Baudouin de Jaer a adapté la pièce de Stéphane Arcas en un opéra de chambre plein de force et de magie.
Une forêt, trois personnages déambulent entre les arbres et traversent différents univers: conte de fée, film d’horreur, psychanalyse,… Mais dans la forêt, tous les arbres sont radicalement identiques, ce qui n’aide pas à se repérer et l’on finit par se retrouver perdu, tombé de la nuit. Alors on cherche, on se cherche et peut-être qu’avec un peu de chance, on tombera sur la bague qui révèle tous les secrets…
Sur le plateau nu, habillé de la seule lumière, une comédienne (Cécile Chèvre) et deux chanteurs (Pauline Claes, mezzo-soprano et Patrick Kabongo, ténor), accompagnés en musique par l’ensemble Besides (neuf musiciens menés par le jeune chef prodige 18 ans Martijn Dendievel). Différents tableaux alternant chant, musique et texte parlé, évoquent obsessions, fantasmes et souvenirs d’enfance dans une réflexion sur l’amour, le couple, soi et l’autre. Cette quête introspective met en avant la question de l’identité et le rapport au monde, réel et/ou imaginaire.

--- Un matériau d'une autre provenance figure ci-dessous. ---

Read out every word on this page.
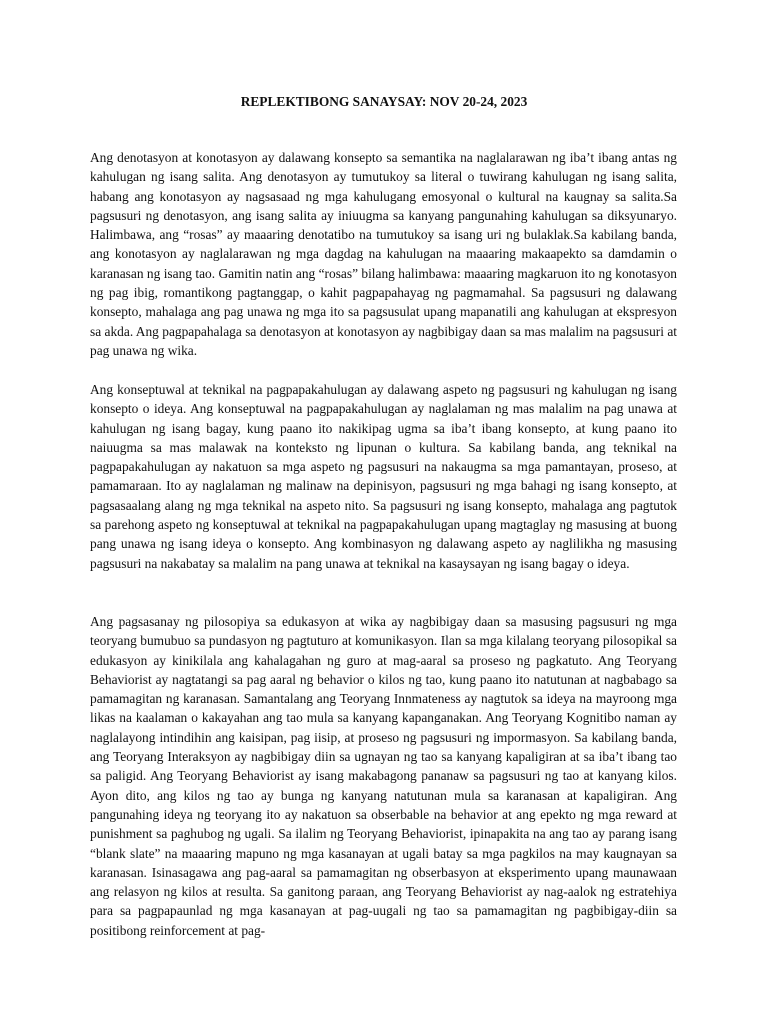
REPLEKTIBONG SANAYSAY: NOV 20-24, 2023

Ang denotasyon at konotasyon ay dalawang konsepto sa semantika na naglalarawan ng iba’t ibang antas ng kahulugan ng isang salita. Ang denotasyon ay tumutukoy sa literal o tuwirang kahulugan ng isang salita, habang ang konotasyon ay nagsasaad ng mga kahulugang emosyonal o kultural na kaugnay sa salita.Sa pagsusuri ng denotasyon, ang isang salita ay iniuugma sa kanyang pangunahing kahulugan sa diksyunaryo. Halimbawa, ang “rosas” ay maaaring denotatibo na tumutukoy sa isang uri ng bulaklak.Sa kabilang banda, ang konotasyon ay naglalarawan ng mga dagdag na kahulugan na maaaring makaapekto sa damdamin o karanasan ng isang tao. Gamitin natin ang “rosas” bilang halimbawa: maaaring magkaruon ito ng konotasyon ng pag ibig, romantikong pagtanggap, o kahit pagpapahayag ng pagmamahal. Sa pagsusuri ng dalawang konsepto, mahalaga ang pag unawa ng mga ito sa pagsusulat upang mapanatili ang kahulugan at ekspresyon sa akda. Ang pagpapahalaga sa denotasyon at konotasyon ay nagbibigay daan sa mas malalim na pagsusuri at pag unawa ng wika.

Ang konseptuwal at teknikal na pagpapakahulugan ay dalawang aspeto ng pagsusuri ng kahulugan ng isang konsepto o ideya. Ang konseptuwal na pagpapakahulugan ay naglalaman ng mas malalim na pag unawa at kahulugan ng isang bagay, kung paano ito nakikipag ugma sa iba’t ibang konsepto, at kung paano ito naiuugma sa mas malawak na konteksto ng lipunan o kultura. Sa kabilang banda, ang teknikal na pagpapakahulugan ay nakatuon sa mga aspeto ng pagsusuri na nakaugma sa mga pamantayan, proseso, at pamamaraan. Ito ay naglalaman ng malinaw na depinisyon, pagsusuri ng mga bahagi ng isang konsepto, at pagsasaalang alang ng mga teknikal na aspeto nito. Sa pagsusuri ng isang konsepto, mahalaga ang pagtutok sa parehong aspeto ng konseptuwal at teknikal na pagpapakahulugan upang magtaglay ng masusing at buong pang unawa ng isang ideya o konsepto. Ang kombinasyon ng dalawang aspeto ay naglilikha ng masusing pagsusuri na nakabatay sa malalim na pang unawa at teknikal na kasaysayan ng isang bagay o ideya.

Ang pagsasanay ng pilosopiya sa edukasyon at wika ay nagbibigay daan sa masusing pagsusuri ng mga teoryang bumubuo sa pundasyon ng pagtuturo at komunikasyon. Ilan sa mga kilalang teoryang pilosopikal sa edukasyon ay kinikilala ang kahalagahan ng guro at mag-aaral sa proseso ng pagkatuto. Ang Teoryang Behaviorist ay nagtatangi sa pag aaral ng behavior o kilos ng tao, kung paano ito natutunan at nagbabago sa pamamagitan ng karanasan. Samantalang ang Teoryang Innmateness ay nagtutok sa ideya na mayroong mga likas na kaalaman o kakayahan ang tao mula sa kanyang kapanganakan. Ang Teoryang Kognitibo naman ay naglalayong intindihin ang kaisipan, pag iisip, at proseso ng pagsusuri ng impormasyon. Sa kabilang banda, ang Teoryang Interaksyon ay nagbibigay diin sa ugnayan ng tao sa kanyang kapaligiran at sa iba’t ibang tao sa paligid. Ang Teoryang Behaviorist ay isang makabagong pananaw sa pagsusuri ng tao at kanyang kilos. Ayon dito, ang kilos ng tao ay bunga ng kanyang natutunan mula sa karanasan at kapaligiran. Ang pangunahing ideya ng teoryang ito ay nakatuon sa obserbable na behavior at ang epekto ng mga reward at punishment sa paghubog ng ugali. Sa ilalim ng Teoryang Behaviorist, ipinapakita na ang tao ay parang isang “blank slate” na maaaring mapuno ng mga kasanayan at ugali batay sa mga pagkilos na may kaugnayan sa karanasan. Isinasagawa ang pag-aaral sa pamamagitan ng obserbasyon at eksperimento upang maunawaan ang relasyon ng kilos at resulta. Sa ganitong paraan, ang Teoryang Behaviorist ay nag-aalok ng estratehiya para sa pagpapaunlad ng mga kasanayan at pag-uugali ng tao sa pamamagitan ng pagbibigay-diin sa positibong reinforcement at pag-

Rêvant de s’attaquer aux voix, le compositeur Baudouin de Jaer a découvert « L’argent », une pièce de Stéphane Arcas qui fait partie d’une trilogie avec « La forêt » et « Le désert ». Le metteur en scène lui fait découvrir « La forêt » qui colle parfaitement à ce que souhaite le musicien qui revient d’un voyage où il a fait de la musique chez les Pygmées avec Aka Moon. Partant de la pièce, il y ajoute de la matière musicale pour en faire un opéra de chambre. « Une petite forme d’opéra, mais ‘petite’ dans le sens ‘réduite en effectif’ », précise Baudouin de Jaer. Et de fait, « La forêt » ne brade en rien la magie et la force de l’opéra.
« C’est une approche ‘contemporaine’, ajoute Stéphane Arcas, mais dans quelque chose de classique. Nous avons repris les codes de l’opéra comme la sonnerie qui retentit avant le spectacle et la présence de l’orchestre. Nous voulions essayer ce genre, avoir une vision contemporaine de l’opéra. Et l’économie de moyens n’a pas empêché, et a même nourri, notre travail ».
Paysage sonore
Le défi du compositeur était d’écrire pour des voix en rentrant dans un personnage, « comme si la pièce anime sa propre logique sonore, je suis parti du texte pour faire sortir le chant », dit-il. Le texte de Stéphane Arcas est repris quasi intégralement, sans modification significative. Ancien élève de Philippe Boesmans qui présente actuellement « Au monde », un opéra tiré de la pièce de Joël Pommerat (lire « L’Echo » du 29 mars dernier), Baudouin de Jaer n’a pas suivi les préceptes du maître. « Là où il me dirait de sortir de la matière pour aller à l’essentiel, explique-t-il, j’ai pris le texte comme il est, naturellement, en étant à l’écoute ». Il n’a pas plus appliqué à la lettre les leçons d’harmonie mais a travaillé de façon visuelle pour créer un véritable paysage sonore.
Et, en effet, le spectacle se déroule sur trois plans à la manière d’un triptyque, au centre, côté cour et côté jardin. Comme, par exemple, lorsque les musiciens semblent guetter ce qui se passe dans la clairière. Le regard passe d’un plan à l’autre, d’une scène à l’autre et la magie opère à chaque fois. On ne peut qu’espérer l’adaptation des deux autres volets de la trilogie.
« La forêt » de Baudouin de Jaer et Stéphane Arcas, jusqu’au 5 avril au Théâtre la Balsamine à Bruxelles.